R. Ils prennent plus de temps pour concilier le rêve, ils vont se coucher plus tard, ils dorment moins d'heures, leur repos est de pire qualité, plus fractionnaire, se réveillera la nuit et a tendance à faire plus de cauchemars. Tout cela affecte le lendemain dans son humeur, son apprentissage et sa socialisation. Les écrans ont la lumière, le principal facteur qui régule la mélatonine, alors s'ils les utilisent lorsqu'ils se couchent, confondez le cerveau, ce qui comprend qu'il n'a pas à dormir.

P. Au niveau hormonal, les écrans quittent également leur marque?

R. L'hormone de croissance est libérée, surtout, dans la phase profonde du sommeil. S'il y en a une privation, cela affecte le développement. L'absence de rupture de réparation est également associée aux troubles linguistiques et de nombreuses études relient déjà l'abus d'écrans à l'avancement de la puberté, en particulier chez les femmes.

P. Pourquoi le crochet mobile?

R. Les écrans génèrent de petits décharges de dopamine, qui est le neurotransmetteur de la récompense, quelque chose qui aime notre cerveau. Ceux des réseaux sociaux sociaux font partie de ce mécanisme, ainsi que la vitesse de l'infini. En 2002, à l'Université de Stanford, il a couru comme la poudre à canon parmi les étudiants l'existence d'un laboratoire de technologies persuasives, la psychologie du contrôle mental. Parmi les étudiants figuraient Mike Krieger et Kevin Systrom, les fondateurs d'Instagram. Mais il est significatif que la plupart de ces créateurs éloignent leurs enfants des écrans des écoles Montessori, ils connaissent les conséquences.

P. Est-ce nécessaire pour une législation espagnole plus forte?

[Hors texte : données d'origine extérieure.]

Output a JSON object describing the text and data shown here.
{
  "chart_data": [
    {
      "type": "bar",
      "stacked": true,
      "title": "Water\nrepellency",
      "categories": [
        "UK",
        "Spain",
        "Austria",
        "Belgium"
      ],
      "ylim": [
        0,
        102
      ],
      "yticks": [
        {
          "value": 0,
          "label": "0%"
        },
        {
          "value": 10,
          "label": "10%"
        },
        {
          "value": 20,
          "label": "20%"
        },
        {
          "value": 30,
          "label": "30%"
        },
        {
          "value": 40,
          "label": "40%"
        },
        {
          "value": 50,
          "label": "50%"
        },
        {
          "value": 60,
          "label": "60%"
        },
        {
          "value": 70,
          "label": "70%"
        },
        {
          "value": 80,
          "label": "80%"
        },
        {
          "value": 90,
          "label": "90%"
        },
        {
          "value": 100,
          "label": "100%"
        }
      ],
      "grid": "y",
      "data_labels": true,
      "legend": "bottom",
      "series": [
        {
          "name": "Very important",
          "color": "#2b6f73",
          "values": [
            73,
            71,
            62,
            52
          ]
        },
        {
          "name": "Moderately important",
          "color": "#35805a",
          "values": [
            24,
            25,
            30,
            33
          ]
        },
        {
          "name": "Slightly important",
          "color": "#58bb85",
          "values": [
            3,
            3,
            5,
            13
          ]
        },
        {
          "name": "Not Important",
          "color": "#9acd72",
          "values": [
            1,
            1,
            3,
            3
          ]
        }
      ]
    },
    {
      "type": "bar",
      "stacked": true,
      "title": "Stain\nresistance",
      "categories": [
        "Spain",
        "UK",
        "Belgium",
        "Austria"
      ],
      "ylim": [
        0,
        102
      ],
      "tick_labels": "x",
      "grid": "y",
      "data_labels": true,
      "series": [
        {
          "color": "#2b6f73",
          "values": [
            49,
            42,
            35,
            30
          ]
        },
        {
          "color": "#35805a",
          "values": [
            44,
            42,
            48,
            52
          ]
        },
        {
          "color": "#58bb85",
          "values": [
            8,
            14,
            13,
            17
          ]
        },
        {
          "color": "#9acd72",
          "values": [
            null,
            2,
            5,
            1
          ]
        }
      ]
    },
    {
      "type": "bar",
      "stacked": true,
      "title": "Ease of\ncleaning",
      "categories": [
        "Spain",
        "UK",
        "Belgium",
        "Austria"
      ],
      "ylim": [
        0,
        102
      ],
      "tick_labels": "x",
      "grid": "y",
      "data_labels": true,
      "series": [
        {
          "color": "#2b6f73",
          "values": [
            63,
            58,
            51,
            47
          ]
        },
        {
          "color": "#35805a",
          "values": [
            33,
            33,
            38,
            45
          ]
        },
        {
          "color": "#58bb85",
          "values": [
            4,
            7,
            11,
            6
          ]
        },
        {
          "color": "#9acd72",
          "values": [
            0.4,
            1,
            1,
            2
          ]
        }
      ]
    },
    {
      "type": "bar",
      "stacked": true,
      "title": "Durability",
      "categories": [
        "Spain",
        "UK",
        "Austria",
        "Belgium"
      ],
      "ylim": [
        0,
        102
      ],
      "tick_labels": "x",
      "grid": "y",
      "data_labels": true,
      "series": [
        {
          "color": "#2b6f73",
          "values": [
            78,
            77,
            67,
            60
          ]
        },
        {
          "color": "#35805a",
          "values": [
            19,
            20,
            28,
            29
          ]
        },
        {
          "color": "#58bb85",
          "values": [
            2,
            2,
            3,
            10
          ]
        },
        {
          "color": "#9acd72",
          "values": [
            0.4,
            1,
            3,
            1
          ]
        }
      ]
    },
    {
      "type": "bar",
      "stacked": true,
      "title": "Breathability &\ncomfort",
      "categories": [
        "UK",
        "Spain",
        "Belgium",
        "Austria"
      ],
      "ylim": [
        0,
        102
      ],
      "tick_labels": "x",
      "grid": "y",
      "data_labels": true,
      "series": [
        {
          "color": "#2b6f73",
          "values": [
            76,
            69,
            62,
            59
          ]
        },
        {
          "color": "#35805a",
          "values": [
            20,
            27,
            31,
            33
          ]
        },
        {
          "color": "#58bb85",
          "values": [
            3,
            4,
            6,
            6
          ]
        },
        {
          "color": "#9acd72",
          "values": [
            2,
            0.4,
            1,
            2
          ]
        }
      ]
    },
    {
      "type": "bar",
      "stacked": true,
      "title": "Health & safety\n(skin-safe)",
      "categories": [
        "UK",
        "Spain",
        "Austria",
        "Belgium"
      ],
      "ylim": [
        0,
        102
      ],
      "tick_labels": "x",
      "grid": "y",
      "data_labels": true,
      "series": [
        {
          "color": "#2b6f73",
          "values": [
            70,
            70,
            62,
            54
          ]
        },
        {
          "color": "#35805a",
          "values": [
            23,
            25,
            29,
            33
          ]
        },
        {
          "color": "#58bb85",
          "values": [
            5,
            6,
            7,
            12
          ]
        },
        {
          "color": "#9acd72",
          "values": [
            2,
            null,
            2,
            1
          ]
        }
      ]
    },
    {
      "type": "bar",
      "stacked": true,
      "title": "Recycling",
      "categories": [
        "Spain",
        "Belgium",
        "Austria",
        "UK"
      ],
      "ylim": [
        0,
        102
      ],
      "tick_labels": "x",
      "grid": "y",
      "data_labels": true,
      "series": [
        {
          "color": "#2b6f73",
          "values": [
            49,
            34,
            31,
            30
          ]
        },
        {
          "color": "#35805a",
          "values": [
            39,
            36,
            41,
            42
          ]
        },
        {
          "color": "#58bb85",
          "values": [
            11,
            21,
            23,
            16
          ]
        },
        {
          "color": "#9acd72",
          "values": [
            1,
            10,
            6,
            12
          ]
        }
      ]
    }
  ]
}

R. Ce n'est pas mon champ, mais un 18 ans ne peut pas acheter de l'alcool car il est nocif. Eh bien, si nous savons que les écrans ont également des conséquences évidentes pour leur santé, des mesures doivent être prises. À Taïwan, l'État dont les élèves ont la plus grande performance scolaire sur la planète, les parents sont bien qui laissent les bébés moins de vingt-quatre mois avec des appareils numériques.

P. Il y a déjà un diagnostic avec nom et nom de famille, syndrome d'écran électronique. Quels sont les symptômes?

R. Surxation, déréglementation émotionnelle, irritabilité, manque de patience et impulsivité. Une fonctionnalité est la perte de capacité d'apprentissage. Ce sont des enfants plus solitaires, qui ont du mal à avoir des relations personnelles authentiques et à regarder leur visage. Un symptôme clair est lorsque le temps d'écran stipulé se termine et que des comportements violents surviennent. Si un enfant a peur, nous cherchons à le calmer. S'il est modifié, nous ne pensons pas à le prendre pour regarder un film d'horreur. Cependant, nous les hyperstimulons tout le temps avec des écrans.

P. Les parents sont-ils préoccupés par leur consultation?

R. Certains sont conscients qu'ils sont devenus incontrôlables, d'autres non. Les familles vivent avec beaucoup de stress, n'atteignent pas tout et donnent des écrans pour enfants pour occuper leur espace. Les adultes trichent également le seul, nous demandons aux petits une chose, mais nous ne prêchons pas avec l'exemple. N'oublions pas que la responsabilité est la nôtre, pas eux.

P. Comment la technologie peut-elle être mise à la maison?

R. Il est important d'impliquer toute la famille, de montrer que la diminution des écrans n'est jamais une punition, mais un acte d'amour. Nous devons donner des alternatives aux mineurs: activité physique, jeu analogique, temps de lecture, parc et présence familiale. Ils doivent découvrir l'art, la musique et le dessin. La folie numérique actuelle est un poison pour les enfants, mais elle a un antidote et est entre nos mains.